For more than three decades, Chris Littleton of Medford has carried out the complex job of tour manager for some of the top bands in music — Shania Twain, the Eagles, Madonna, Toto, the Doobie Brothers, Steely Dan and many more.
His den walls are crammed with signed posters of the greats. He says he still loves the work, which he compares to building a city in three days, taking it apart in a couple of hours in the middle of the night and doing it again in the next town, all without making any big mistakes.
Among his favorites to work for have been the Eagles and Don Henley (solo). Littleton has been with the group off and on for 25 years, and has tour-managed all over the world since they came out of retirement in 1994. He takes off in September and October with the Eagles, continuing its "Long Road Out of Eden" tour in California.
"As far as who I love to just listen to, he's it," Littleton says of Henley. "Such a great songwriter (he and Glenn Frey wrote all the legendary songs for the group). The quality of writing and performance has lasted."
Littleton's event posters tell of a storied life, accented by his beloved golf and fishing jaunts with the major players.
On Shania Twain: "A real sweetheart, one of my favorites. She's wonderful, the nicest person, couldn't be better to her crews."
Madonna: "The consummate professional. The hardest-working person ever. It's insane how hard she works."
John Glenn (from a concert on the Washington Mall): "Just a great guy."
Steely Dan: "They were great. The quality of their music was spectacular."
Littleton notes that not many people have the experience and "are crazy enough" to set up a giant live performance, a skill entirely self-taught.
As you might expect, he has lots of stories.
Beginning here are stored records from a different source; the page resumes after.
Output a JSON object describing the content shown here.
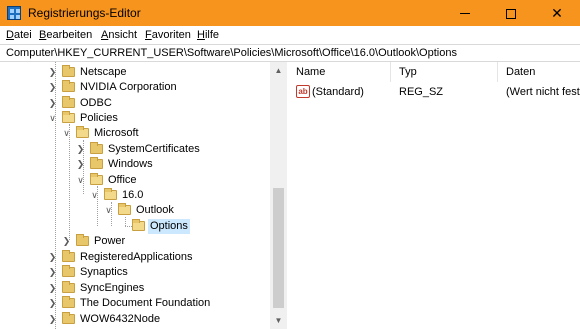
{
  "window": {
    "title": "Registrierungs-Editor",
    "min_icon": "minimize-icon",
    "max_icon": "maximize-icon",
    "close_icon": "close-icon"
  },
  "menu": {
    "items": [
      "Datei",
      "Bearbeiten",
      "Ansicht",
      "Favoriten",
      "Hilfe"
    ],
    "accelerators": [
      "D",
      "B",
      "A",
      "F",
      "H"
    ]
  },
  "address": "Computer\\HKEY_CURRENT_USER\\Software\\Policies\\Microsoft\\Office\\16.0\\Outlook\\Options",
  "tree": {
    "items": [
      {
        "label": "Netscape",
        "expanded": false
      },
      {
        "label": "NVIDIA Corporation",
        "expanded": false
      },
      {
        "label": "ODBC",
        "expanded": false
      },
      {
        "label": "Policies",
        "expanded": true
      },
      {
        "label": "Microsoft",
        "expanded": true
      },
      {
        "label": "SystemCertificates",
        "expanded": false
      },
      {
        "label": "Windows",
        "expanded": false
      },
      {
        "label": "Office",
        "expanded": true
      },
      {
        "label": "16.0",
        "expanded": true
      },
      {
        "label": "Outlook",
        "expanded": true
      },
      {
        "label": "Options",
        "expanded": false,
        "selected": true
      },
      {
        "label": "Power",
        "expanded": false
      },
      {
        "label": "RegisteredApplications",
        "expanded": false
      },
      {
        "label": "Synaptics",
        "expanded": false
      },
      {
        "label": "SyncEngines",
        "expanded": false
      },
      {
        "label": "The Document Foundation",
        "expanded": false
      },
      {
        "label": "WOW6432Node",
        "expanded": false
      }
    ]
  },
  "list": {
    "columns": [
      "Name",
      "Typ",
      "Daten"
    ],
    "rows": [
      {
        "name": "(Standard)",
        "type": "REG_SZ",
        "data": "(Wert nicht fest",
        "icon": "string-value-icon"
      }
    ]
  },
  "colors": {
    "titlebar": "#f7941d",
    "selection": "#cce8ff"
  }
}
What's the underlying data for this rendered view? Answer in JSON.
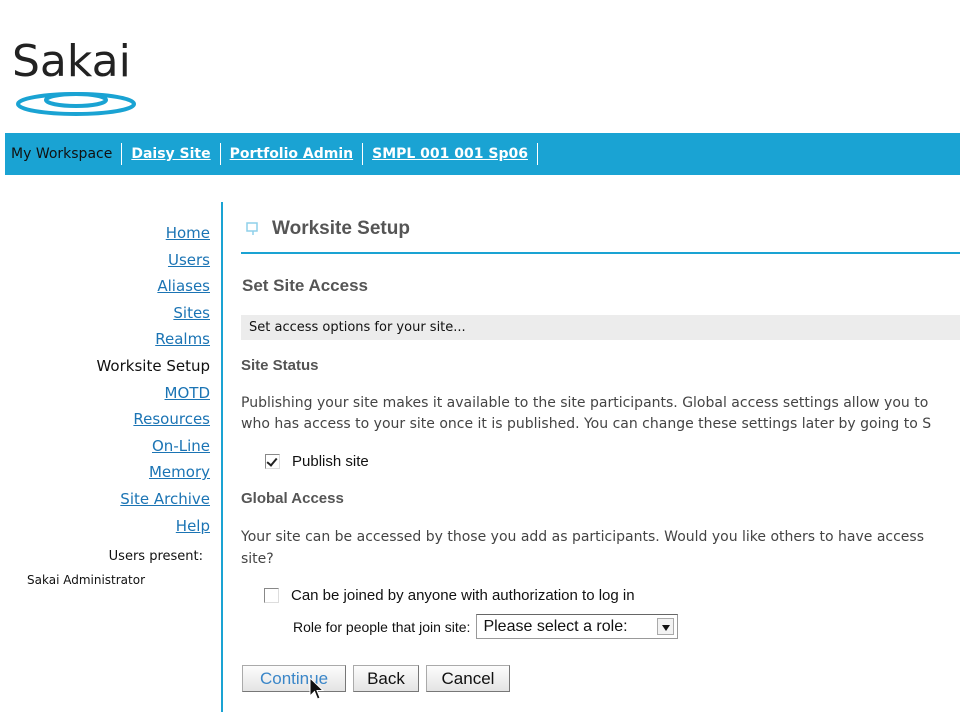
{
  "logo": {
    "text": "Sakai"
  },
  "topnav": {
    "tabs": [
      {
        "label": "My Workspace",
        "current": true
      },
      {
        "label": "Daisy Site",
        "current": false
      },
      {
        "label": "Portfolio Admin",
        "current": false
      },
      {
        "label": "SMPL 001 001 Sp06",
        "current": false
      }
    ],
    "bar_color": "#1aa3d3"
  },
  "toolmenu": {
    "items": [
      {
        "label": "Home"
      },
      {
        "label": "Users"
      },
      {
        "label": "Aliases"
      },
      {
        "label": "Sites"
      },
      {
        "label": "Realms"
      },
      {
        "label": "Worksite Setup"
      },
      {
        "label": "MOTD"
      },
      {
        "label": "Resources"
      },
      {
        "label": "On-Line"
      },
      {
        "label": "Memory"
      },
      {
        "label": "Site Archive"
      },
      {
        "label": "Help"
      }
    ],
    "current_index": 5,
    "users_present_label": "Users present:",
    "users_present_name": "Sakai Administrator"
  },
  "main": {
    "title": "Worksite Setup",
    "section_heading": "Set Site Access",
    "instruction": "Set access options for your site...",
    "site_status": {
      "heading": "Site Status",
      "description_line1": "Publishing your site makes it available to the site participants. Global access settings allow you to",
      "description_line2": "who has access to your site once it is published. You can change these settings later by going to S",
      "publish_label": "Publish site",
      "publish_checked": true
    },
    "global_access": {
      "heading": "Global Access",
      "description_line1": "Your site can be accessed by those you add as participants. Would you like others to have access",
      "description_line2": "site?",
      "join_label": "Can be joined by anyone with authorization to log in",
      "join_checked": false,
      "role_label": "Role for people that join site:",
      "role_selected": "Please select a role:"
    },
    "buttons": {
      "continue": "Continue",
      "back": "Back",
      "cancel": "Cancel"
    }
  },
  "colors": {
    "accent": "#1aa3d3",
    "link": "#1b74b4"
  }
}
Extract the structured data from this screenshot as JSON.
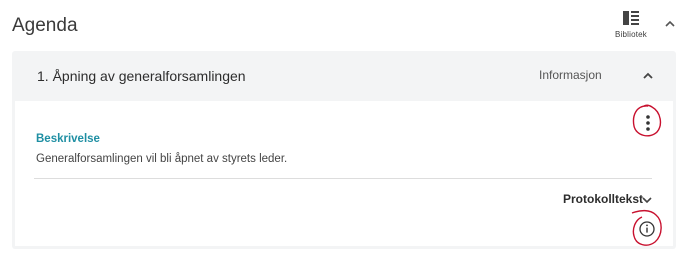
{
  "header": {
    "title": "Agenda",
    "library_label": "Bibliotek",
    "library_icon": "library-icon",
    "collapse_icon": "chevron-up-icon"
  },
  "agenda_item": {
    "title": "1. Åpning av generalforsamlingen",
    "type_label": "Informasjon",
    "collapse_icon": "chevron-up-icon",
    "menu_icon": "more-vertical-icon",
    "description_heading": "Beskrivelse",
    "description_text": "Generalforsamlingen vil bli åpnet av styrets leder.",
    "protocol_label": "Protokolltekst",
    "protocol_icon": "chevron-down-icon",
    "info_icon": "info-icon"
  },
  "colors": {
    "accent": "#1f8fa3",
    "card_background": "#f3f4f5",
    "annotation": "#c8102e"
  }
}
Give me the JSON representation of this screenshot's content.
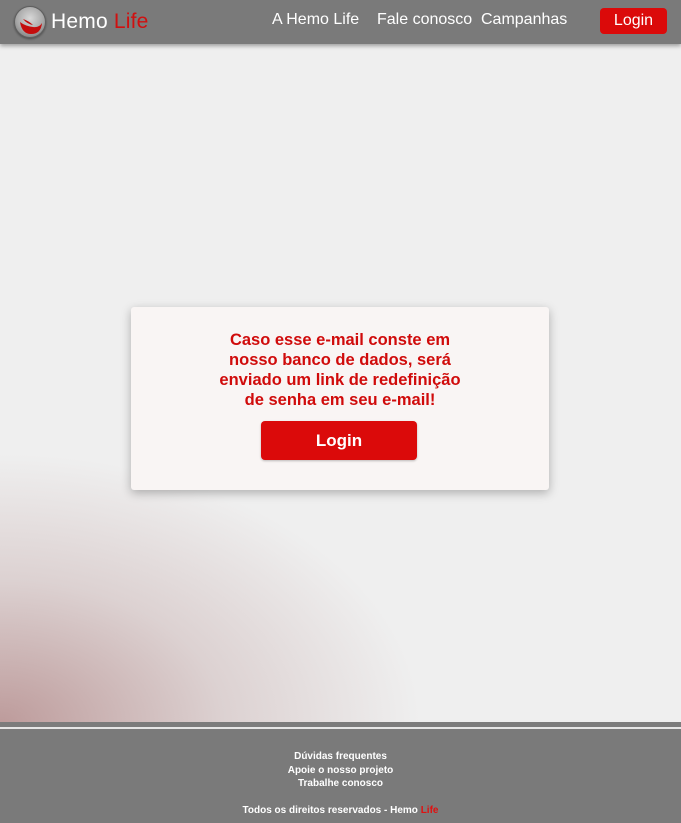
{
  "header": {
    "logo_text": "Hemo",
    "logo_accent": "Life",
    "nav": [
      {
        "label": "A Hemo Life"
      },
      {
        "label": "Fale conosco"
      },
      {
        "label": "Campanhas"
      }
    ],
    "login_label": "Login"
  },
  "card": {
    "message": "Caso esse e-mail conste em nosso banco de dados, será enviado um link de redefinição de senha em seu e-mail!",
    "button_label": "Login"
  },
  "footer": {
    "links": [
      {
        "label": "Dúvidas frequentes"
      },
      {
        "label": "Apoie o nosso projeto"
      },
      {
        "label": "Trabalhe conosco"
      }
    ],
    "copyright_prefix": "Todos os direitos reservados - Hemo",
    "copyright_accent": "Life"
  },
  "colors": {
    "brand_red": "#db0a0a",
    "nav_gray": "#7a7a7a",
    "page_background": "#efefef",
    "card_background": "#f9f5f4"
  },
  "icons": {
    "logo": "blood-drop-logo-icon"
  }
}
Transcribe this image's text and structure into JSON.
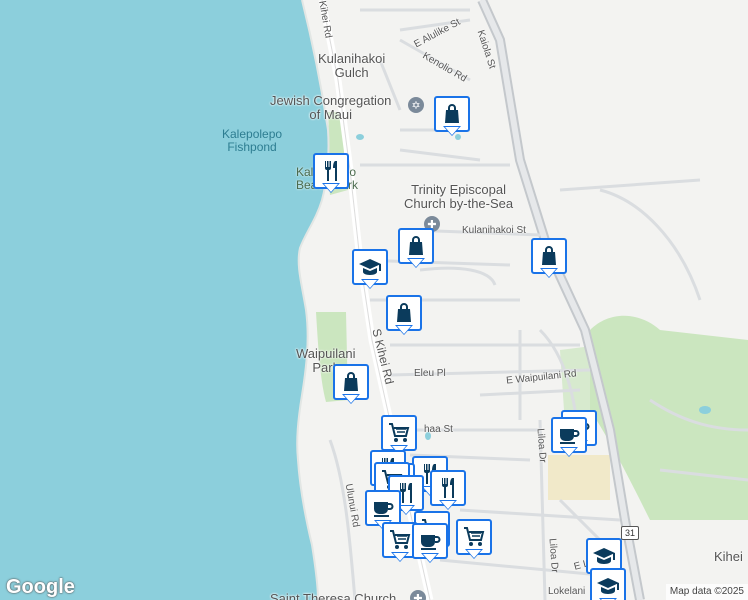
{
  "map": {
    "places": {
      "kulanihakoi_gulch": "Kulanihakoi\nGulch",
      "jewish_congregation": "Jewish Congregation\nof Maui",
      "kalepolepo_fishpond": "Kalepolepo\nFishpond",
      "kalepolepo_beach_park": "Kalepolepo\nBeach Park",
      "trinity_church": "Trinity Episcopal\nChurch by-the-Sea",
      "waipuilani_park": "Waipuilani\nPark",
      "saint_theresa_church": "Saint Theresa Church",
      "kihei": "Kihei"
    },
    "roads": {
      "kihei_rd_top": "Kihei Rd",
      "e_alulike_st": "E Alulike St",
      "kaiola_st": "Kaiola St",
      "kenolio_rd": "Kenolio Rd",
      "kulanihakoi_st": "Kulanihakoi St",
      "s_kihei_rd": "S Kihei Rd",
      "eleu_pl": "Eleu Pl",
      "e_waipuilani_rd": "E Waipuilani Rd",
      "haa_st": "haa St",
      "liloa_dr": "Liloa Dr",
      "liloa_dr_2": "Liloa Dr",
      "ulunui_rd": "Ulunui Rd",
      "e_l_partial": "E L",
      "lokelani_partial": "Lokelani"
    },
    "highway_shield": "31",
    "logo": "Google",
    "credit": "Map data ©2025",
    "colors": {
      "water": "#8ccfdc",
      "land": "#f3f3f1",
      "park": "#cbe6bf",
      "marker_border": "#1a73e8",
      "icon_fill": "#0b3b5c",
      "highway": "#c4c8cc"
    },
    "markers": [
      {
        "icon": "shopping-bag-icon"
      },
      {
        "icon": "restaurant-icon"
      },
      {
        "icon": "shopping-bag-icon"
      },
      {
        "icon": "school-icon"
      },
      {
        "icon": "shopping-bag-icon"
      },
      {
        "icon": "shopping-bag-icon"
      },
      {
        "icon": "shopping-bag-icon"
      },
      {
        "icon": "grocery-cart-icon"
      },
      {
        "icon": "cafe-icon"
      },
      {
        "icon": "cafe-icon"
      },
      {
        "icon": "restaurant-icon"
      },
      {
        "icon": "restaurant-icon"
      },
      {
        "icon": "restaurant-icon"
      },
      {
        "icon": "grocery-cart-icon"
      },
      {
        "icon": "restaurant-icon"
      },
      {
        "icon": "restaurant-icon"
      },
      {
        "icon": "cafe-icon"
      },
      {
        "icon": "grocery-cart-icon"
      },
      {
        "icon": "grocery-cart-icon"
      },
      {
        "icon": "cafe-icon"
      },
      {
        "icon": "grocery-cart-icon"
      },
      {
        "icon": "school-icon"
      },
      {
        "icon": "school-icon"
      }
    ]
  }
}
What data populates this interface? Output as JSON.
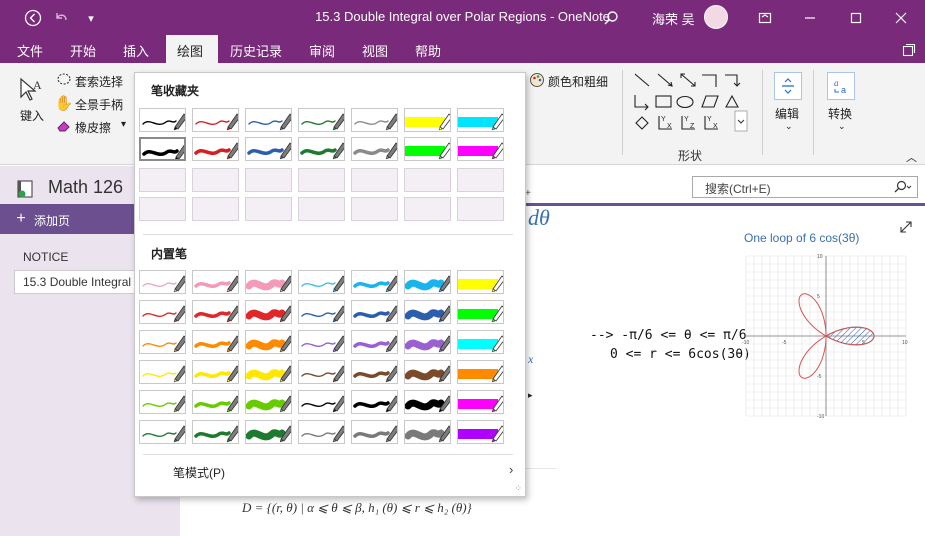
{
  "window": {
    "title": "15.3 Double Integral over Polar Regions  -  OneNote",
    "user_name": "海荣 吴"
  },
  "menu": {
    "items": [
      "文件",
      "开始",
      "插入",
      "绘图",
      "历史记录",
      "审阅",
      "视图",
      "帮助"
    ],
    "active_index": 3
  },
  "ribbon": {
    "type_label": "键入",
    "lasso_label": "套索选择",
    "panning_label": "全景手柄",
    "eraser_label": "橡皮擦",
    "color_thickness_label": "颜色和粗细",
    "shapes_group_label": "形状",
    "edit_label": "编辑",
    "convert_label": "转换"
  },
  "left_pane": {
    "notebook_title": "Math 126",
    "add_page_label": "添加页",
    "section_label": "NOTICE",
    "page_item": "15.3 Double Integral over Polar Regions"
  },
  "search": {
    "placeholder": "搜索(Ctrl+E)"
  },
  "page": {
    "note_line1": "--> -π/6 <= θ <= π/6",
    "note_line2": "0 <= r <= 6cos(3θ)",
    "graph_title": "One loop of 6 cos(3θ)",
    "formula": "D = {(r, θ) | α ⩽ θ ⩽ β, h₁ (θ) ⩽ r ⩽ h₂ (θ)}",
    "dtheta": "dθ"
  },
  "pen_gallery": {
    "favorites_title": "笔收藏夹",
    "builtin_title": "内置笔",
    "pen_mode_label": "笔模式(P)",
    "favorites": [
      [
        "#000000",
        "#d62020",
        "#2b5fae",
        "#1e7a2e",
        "#8a8a8a",
        "#ffff00",
        "#00e5ff"
      ],
      [
        "#000000",
        "#d62020",
        "#2b5fae",
        "#1e7a2e",
        "#8a8a8a",
        "#00ff00",
        "#ff00ff"
      ]
    ],
    "builtin": [
      [
        "#f3a6c0",
        "#f39ab8",
        "#f39ab8",
        "#3ec0e8",
        "#18b4ee",
        "#18b4ee",
        "#ffff00"
      ],
      [
        "#e02828",
        "#e02828",
        "#e02828",
        "#2b5fae",
        "#2b5fae",
        "#2b5fae",
        "#00ff00"
      ],
      [
        "#ff8a00",
        "#ff8a00",
        "#ff8a00",
        "#9a5fd0",
        "#9a5fd0",
        "#9a5fd0",
        "#00ffff"
      ],
      [
        "#ffe800",
        "#ffe800",
        "#ffe800",
        "#7a4a2a",
        "#7a4a2a",
        "#7a4a2a",
        "#ff8a00"
      ],
      [
        "#66cc00",
        "#66cc00",
        "#66cc00",
        "#000000",
        "#000000",
        "#000000",
        "#ff00ff"
      ],
      [
        "#1e7a2e",
        "#1e7a2e",
        "#1e7a2e",
        "#7a7a7a",
        "#7a7a7a",
        "#7a7a7a",
        "#b000ff"
      ]
    ]
  },
  "colors": {
    "accent": "#7a2a7a",
    "section_purple": "#6b4f8f",
    "ink_blue": "#3a6fb0"
  }
}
He's modest about sharing the tales but couldn't resist telling how Twain is just a regular gal from Canada who likes to throw parties and walk about town, like anyone else.
Once, he relates, she was walking from a European concert to a crew party, and two guys, standing by a fountain, stopped her and asked for a picture. She got between them, put her arms around them and had her security man take the shot, then the guys (who didn't know who she was) said, "No, we mean will you take a picture of us?" Twain doubled over with laughter as she told the story to everyone at the party.
Littleton yarns that he was there when Toto keyboardist David Paich had just conceived the exotic song "Africa," and it was amazing to see him put it together and watch it rise to the top.
A native of Redding, Calif., Littleton created his career after being a '60s rocker in a group called Ely and appearing at top spots, including Winterland and the Fillmore in San Francisco, where he picked up tips from Bill Graham, "who built the modern promo business."
Littleton did gigs with some of the immortals of the day, such as the Grateful Dead and Janice Joplin and Big Brother. In the '70s, he played bass with Quicksilver Messenger Service.
"The '60s in San Francisco were so exciting, fun and innovative. I was fortunate to be around for it," Littleton recalls. "The summer of '67 (the "Summer of Love") was spectacular. The '60s could never happen again, not with all the media and technology we have now. I sound like an old guy, but it will never be the same. A lot of groups today are short on talent and big on production — and it's reflected in ticket prices."
Littleton is "the ramrod" for many crews, "a lot of ingenious people who make a lot of amazing things happen. It's like a heavy-duty construction site that moves every couple days. It's dangerous, 80 tons of equipment. The show is done at 11 at night and you're loaded in 17 trucks by 1 in the morning. It's like magic."
Littleton likes the valley a lot, especially the golf and fishing — and not getting your car broken into — which he ticks off as the big reasons he gave up Los Angeles for Medford in 1989.
"I'd like to get a job with the Britt Festivals and not move around."